In the Jacobi solution the matrix P_{k} is a rotation matrix that is selected in such way that an off-diagonal element in K_{k} is zeroed. If element (i,j) is to be reduced to zero, the corresponding orthogonal matrix P_{k} is


\mathbf {P} _ {k} = \left[ \begin{array}{c c c c c c c c c} 1 & & & & i \text {th} & & j \text {th} \text {column} \\ & \ddots & & & & & & & \\ & & 1 & & & & & & \\ & & & \cos \theta & & - \sin \theta & & & i \text {th} \\ & & & 1 & & & & & \\ & & & & \ddots & & & & \\ & & & & & 1 & & & \\ & & & \sin \theta & & \cos \theta & & j \text {th} \text {row} \\ & & & & & & 1 & \\ & & & & & & & 1 \end{array} \right] \tag {11.79}

where \theta is selected from the condition that element (i,j) in \mathbf{K}_{k + 1} be zero.

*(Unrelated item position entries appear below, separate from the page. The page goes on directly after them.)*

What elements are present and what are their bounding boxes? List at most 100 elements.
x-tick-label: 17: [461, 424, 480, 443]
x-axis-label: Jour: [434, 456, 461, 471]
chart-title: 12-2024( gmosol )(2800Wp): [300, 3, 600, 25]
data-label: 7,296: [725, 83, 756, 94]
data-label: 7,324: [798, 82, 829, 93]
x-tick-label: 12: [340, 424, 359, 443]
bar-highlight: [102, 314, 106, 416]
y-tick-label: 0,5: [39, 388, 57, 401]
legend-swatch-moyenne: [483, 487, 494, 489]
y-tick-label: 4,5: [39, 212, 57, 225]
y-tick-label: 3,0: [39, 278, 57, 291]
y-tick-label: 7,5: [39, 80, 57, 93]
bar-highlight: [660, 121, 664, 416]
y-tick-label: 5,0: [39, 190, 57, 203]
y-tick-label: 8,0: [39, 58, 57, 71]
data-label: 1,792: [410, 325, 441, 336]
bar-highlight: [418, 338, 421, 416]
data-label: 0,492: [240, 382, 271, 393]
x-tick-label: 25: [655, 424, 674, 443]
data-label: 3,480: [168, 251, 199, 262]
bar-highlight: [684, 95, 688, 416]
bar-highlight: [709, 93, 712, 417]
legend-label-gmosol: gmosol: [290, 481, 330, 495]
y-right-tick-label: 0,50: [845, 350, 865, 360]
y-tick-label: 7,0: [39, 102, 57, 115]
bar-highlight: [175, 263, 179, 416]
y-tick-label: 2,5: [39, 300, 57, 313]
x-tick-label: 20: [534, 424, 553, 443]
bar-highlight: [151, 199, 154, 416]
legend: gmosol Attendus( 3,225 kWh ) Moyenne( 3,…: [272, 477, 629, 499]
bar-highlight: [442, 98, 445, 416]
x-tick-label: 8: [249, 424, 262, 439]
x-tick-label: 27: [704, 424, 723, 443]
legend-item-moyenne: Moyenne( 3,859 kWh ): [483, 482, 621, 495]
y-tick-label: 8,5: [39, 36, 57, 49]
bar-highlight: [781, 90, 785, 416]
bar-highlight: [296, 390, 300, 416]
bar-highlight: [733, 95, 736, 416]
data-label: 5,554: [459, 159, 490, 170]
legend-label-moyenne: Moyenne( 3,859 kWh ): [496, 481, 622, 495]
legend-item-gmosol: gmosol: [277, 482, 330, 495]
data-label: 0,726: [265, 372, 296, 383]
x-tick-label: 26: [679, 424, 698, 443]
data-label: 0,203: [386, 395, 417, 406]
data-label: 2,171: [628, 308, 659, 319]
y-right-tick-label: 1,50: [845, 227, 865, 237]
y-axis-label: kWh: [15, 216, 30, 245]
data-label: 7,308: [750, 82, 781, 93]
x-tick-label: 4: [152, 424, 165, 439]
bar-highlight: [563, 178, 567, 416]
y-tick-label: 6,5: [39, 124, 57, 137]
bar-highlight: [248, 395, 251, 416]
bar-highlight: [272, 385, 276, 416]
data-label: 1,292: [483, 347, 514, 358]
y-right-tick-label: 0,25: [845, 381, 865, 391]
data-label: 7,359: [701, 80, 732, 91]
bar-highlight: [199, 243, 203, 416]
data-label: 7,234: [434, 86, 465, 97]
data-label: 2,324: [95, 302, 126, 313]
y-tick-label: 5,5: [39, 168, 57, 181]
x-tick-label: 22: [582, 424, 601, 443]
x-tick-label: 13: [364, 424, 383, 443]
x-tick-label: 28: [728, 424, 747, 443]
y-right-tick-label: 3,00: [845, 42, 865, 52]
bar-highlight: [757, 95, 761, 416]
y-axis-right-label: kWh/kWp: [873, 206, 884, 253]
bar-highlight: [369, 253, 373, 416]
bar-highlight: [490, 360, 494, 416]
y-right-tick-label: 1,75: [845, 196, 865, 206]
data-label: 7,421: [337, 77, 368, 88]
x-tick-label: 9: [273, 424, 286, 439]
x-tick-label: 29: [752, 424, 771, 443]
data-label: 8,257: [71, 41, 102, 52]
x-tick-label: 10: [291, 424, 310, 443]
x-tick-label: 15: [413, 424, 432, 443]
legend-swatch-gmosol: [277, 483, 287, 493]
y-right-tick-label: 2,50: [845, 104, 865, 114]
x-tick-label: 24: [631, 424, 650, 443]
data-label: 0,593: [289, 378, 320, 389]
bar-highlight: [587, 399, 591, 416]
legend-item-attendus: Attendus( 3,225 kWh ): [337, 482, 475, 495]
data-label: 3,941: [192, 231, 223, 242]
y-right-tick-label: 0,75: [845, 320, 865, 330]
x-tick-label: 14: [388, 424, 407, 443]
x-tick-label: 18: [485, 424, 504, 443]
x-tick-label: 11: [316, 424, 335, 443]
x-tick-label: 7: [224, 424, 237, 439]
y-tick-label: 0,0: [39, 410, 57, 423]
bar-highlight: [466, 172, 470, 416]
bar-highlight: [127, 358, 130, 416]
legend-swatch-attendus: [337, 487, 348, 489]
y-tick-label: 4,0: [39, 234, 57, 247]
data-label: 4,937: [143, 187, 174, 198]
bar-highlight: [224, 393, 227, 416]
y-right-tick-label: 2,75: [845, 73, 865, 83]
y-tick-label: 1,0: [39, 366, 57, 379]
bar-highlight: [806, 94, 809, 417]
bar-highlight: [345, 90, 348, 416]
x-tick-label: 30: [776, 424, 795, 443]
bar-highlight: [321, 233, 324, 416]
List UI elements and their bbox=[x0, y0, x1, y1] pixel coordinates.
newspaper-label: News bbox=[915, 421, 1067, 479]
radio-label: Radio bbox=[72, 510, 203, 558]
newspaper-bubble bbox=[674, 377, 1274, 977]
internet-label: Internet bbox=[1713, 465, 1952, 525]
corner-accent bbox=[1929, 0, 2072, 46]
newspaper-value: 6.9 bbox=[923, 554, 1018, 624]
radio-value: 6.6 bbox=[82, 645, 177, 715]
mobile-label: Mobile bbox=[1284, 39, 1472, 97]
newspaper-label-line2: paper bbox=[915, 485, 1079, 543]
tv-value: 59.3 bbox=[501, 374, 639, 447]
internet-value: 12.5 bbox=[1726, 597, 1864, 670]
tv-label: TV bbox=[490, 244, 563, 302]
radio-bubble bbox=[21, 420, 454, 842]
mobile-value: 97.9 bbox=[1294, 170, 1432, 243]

Denoting element (i,j) in \mathbf{K}_k by k_{ij}^{(k)} , we use


\tan 2 \theta = \frac {2 k _ {i j} ^ {(k)}}{k _ {i i} ^ {(k)} - k _ {j j} ^ {(k)}} \quad \text { for } k _ {i i} ^ {(k)} \neq k _ {j j} ^ {(k)} \tag {11.80}

and


\theta = \frac {\pi}{4} \quad \text { for } k _ {i i} ^ {(k)} = k _ {j j} ^ {(k)} \tag {11.81}

It should be noted that the numerical evaluation of K_{k+1} in (11.77) requires only the linear combination of two rows and two columns. In addition, advantage should also be taken of the fact that K_{k} is symmetric for all k; i.e., we should work on only the upper (or lower) triangular part of the matrix, including its diagonal elements.

An important point to emphasize is that although the transformation in (11.77) reduces an off-diagonal element in K_{k} to zero, this element will again become nonzero during the transformations that follow. Therefore, for the design of an actual algorithm, we have to decide which element to reduce to zero. One choice is to always zero the largest off-diagonal element in K_{k} . However, the search for the largest element is time-consuming, and it may be preferable to simply carry out the Jacobi transformations systematically, row by row or column by column, which is known as the cyclic Jacobi procedure. Running once over all off-diagonal elements is one sweep. The disadvantage of this procedure is that regardless of its size, an off-diagonal element is always zeroed; i.e., the element may already be nearly zero, and a rotation is still applied.